Probability Question

[vsudheerk]

How would you answer the following question:

How many different combinations of 3 balls can be picked from a bag containing 10 Red, 10 Green, and 10 Blue balls? (Note that RGB = RBG = BRG ...., RRB=BRB=BBR, etc..)

Thanks
SV

[JonathanSchneider]

As we are not interested in the number of possible orderings, this problem has been greatly simplified. We only need to determine the number of ways to choose 3 items.

There are only three ways to choose in general:

All three colors the same
Two of the same color, one of a different color
All three colors different

Now, let us count the number of options for each:

All three the same: 3 ways to do this, one for each of the three colors

Two of the same color, one of another: We are excluding one color; there are three ways to choose which color to exclude. Once we have chosen the other two colors, we must choose which repeats, and we have two choices. Thus, there are a total of 6 ways to create a two-and-one set.

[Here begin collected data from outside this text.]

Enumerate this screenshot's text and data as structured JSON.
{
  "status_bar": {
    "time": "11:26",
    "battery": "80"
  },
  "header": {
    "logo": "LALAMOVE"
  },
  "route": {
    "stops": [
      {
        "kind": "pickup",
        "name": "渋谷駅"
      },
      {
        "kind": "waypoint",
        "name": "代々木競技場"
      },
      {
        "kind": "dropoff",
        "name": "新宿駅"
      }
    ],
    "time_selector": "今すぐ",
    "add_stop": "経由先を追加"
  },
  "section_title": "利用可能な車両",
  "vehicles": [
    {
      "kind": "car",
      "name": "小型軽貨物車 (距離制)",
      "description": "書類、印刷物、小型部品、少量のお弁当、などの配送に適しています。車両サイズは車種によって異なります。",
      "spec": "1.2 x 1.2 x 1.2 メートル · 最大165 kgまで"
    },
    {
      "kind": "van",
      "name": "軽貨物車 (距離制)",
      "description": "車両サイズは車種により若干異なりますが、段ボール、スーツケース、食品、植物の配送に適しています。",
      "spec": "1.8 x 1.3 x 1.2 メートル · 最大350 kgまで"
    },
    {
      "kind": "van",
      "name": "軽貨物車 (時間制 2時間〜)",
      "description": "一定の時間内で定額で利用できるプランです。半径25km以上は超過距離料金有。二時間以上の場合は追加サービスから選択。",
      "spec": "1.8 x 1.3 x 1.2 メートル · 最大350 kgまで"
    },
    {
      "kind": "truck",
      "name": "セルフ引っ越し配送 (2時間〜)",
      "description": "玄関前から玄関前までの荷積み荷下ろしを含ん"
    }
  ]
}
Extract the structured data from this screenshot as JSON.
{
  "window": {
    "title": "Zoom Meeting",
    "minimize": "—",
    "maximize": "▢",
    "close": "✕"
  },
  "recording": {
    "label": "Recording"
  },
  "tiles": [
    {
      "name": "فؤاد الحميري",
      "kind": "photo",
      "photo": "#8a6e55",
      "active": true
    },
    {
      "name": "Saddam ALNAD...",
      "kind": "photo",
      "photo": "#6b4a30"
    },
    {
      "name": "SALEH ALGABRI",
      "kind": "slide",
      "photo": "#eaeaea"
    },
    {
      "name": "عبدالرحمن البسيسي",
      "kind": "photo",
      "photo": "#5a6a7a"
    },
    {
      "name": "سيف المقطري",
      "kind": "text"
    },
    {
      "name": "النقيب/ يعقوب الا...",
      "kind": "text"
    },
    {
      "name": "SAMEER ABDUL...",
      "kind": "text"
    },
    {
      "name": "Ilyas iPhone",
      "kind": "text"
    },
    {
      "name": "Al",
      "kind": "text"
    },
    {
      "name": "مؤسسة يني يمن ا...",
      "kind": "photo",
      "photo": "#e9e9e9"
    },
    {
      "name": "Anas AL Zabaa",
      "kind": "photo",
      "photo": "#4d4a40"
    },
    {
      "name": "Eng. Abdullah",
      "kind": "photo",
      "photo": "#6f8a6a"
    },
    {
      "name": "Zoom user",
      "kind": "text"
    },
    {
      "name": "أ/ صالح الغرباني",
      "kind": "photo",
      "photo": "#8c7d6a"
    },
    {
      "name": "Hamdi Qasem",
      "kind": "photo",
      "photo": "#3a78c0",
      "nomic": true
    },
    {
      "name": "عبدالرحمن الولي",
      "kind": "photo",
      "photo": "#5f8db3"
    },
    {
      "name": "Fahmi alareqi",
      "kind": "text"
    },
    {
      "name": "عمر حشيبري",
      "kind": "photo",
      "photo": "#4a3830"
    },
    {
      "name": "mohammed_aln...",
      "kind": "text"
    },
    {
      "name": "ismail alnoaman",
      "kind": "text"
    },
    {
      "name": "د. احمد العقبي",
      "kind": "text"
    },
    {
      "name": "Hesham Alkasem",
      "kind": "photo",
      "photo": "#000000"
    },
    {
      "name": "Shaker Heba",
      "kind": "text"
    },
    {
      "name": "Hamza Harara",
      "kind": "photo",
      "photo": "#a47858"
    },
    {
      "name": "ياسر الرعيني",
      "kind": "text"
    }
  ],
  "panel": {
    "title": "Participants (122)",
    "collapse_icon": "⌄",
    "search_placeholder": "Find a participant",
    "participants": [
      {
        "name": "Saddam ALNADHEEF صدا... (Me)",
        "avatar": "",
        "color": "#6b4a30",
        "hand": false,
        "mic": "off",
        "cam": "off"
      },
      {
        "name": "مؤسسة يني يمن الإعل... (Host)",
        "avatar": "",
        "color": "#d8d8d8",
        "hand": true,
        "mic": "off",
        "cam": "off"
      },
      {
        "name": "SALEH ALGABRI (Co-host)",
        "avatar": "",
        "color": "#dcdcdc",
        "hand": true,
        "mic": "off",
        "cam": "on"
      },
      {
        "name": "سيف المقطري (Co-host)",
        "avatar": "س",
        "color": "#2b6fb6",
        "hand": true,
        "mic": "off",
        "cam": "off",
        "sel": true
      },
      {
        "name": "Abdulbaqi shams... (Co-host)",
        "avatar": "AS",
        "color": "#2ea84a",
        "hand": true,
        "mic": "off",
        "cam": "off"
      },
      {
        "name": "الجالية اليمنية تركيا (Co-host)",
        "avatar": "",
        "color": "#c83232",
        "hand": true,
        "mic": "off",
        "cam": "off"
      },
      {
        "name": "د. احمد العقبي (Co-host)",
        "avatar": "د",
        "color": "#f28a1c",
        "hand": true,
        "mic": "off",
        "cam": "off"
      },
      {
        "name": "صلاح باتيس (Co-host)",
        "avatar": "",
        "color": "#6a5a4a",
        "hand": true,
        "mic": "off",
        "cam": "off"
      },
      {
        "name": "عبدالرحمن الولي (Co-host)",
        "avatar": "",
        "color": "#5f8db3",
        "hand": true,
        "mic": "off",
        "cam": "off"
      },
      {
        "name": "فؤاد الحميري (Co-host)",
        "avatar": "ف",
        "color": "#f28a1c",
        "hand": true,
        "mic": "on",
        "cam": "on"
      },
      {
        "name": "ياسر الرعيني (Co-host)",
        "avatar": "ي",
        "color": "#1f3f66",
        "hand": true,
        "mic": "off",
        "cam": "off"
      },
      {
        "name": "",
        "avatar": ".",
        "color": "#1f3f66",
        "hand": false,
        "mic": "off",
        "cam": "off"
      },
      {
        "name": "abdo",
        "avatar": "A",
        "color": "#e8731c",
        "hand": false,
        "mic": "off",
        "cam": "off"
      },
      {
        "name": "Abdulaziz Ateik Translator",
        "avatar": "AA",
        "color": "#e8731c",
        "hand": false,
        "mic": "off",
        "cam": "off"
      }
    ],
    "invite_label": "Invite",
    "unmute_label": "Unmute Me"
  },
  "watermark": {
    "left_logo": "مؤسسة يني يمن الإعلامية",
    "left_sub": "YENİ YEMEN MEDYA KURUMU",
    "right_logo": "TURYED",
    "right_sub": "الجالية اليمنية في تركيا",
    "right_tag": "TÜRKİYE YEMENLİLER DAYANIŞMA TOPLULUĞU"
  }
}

All three different: only one way to do this, as we need one of each.

Thus: 3 + 7 + 1 = 11 total ways.

[jainshweta4]

Well I think the answer should be 10 not 11 as per ur explanation

3+6+1 = 10

[JonathanSchneider]

Doh! Yeah, it seems I was getting tired as I typed that. You'll notice I has the 6 right and then changed it to a 7 mysteriously on the next line. Thanks for the catch!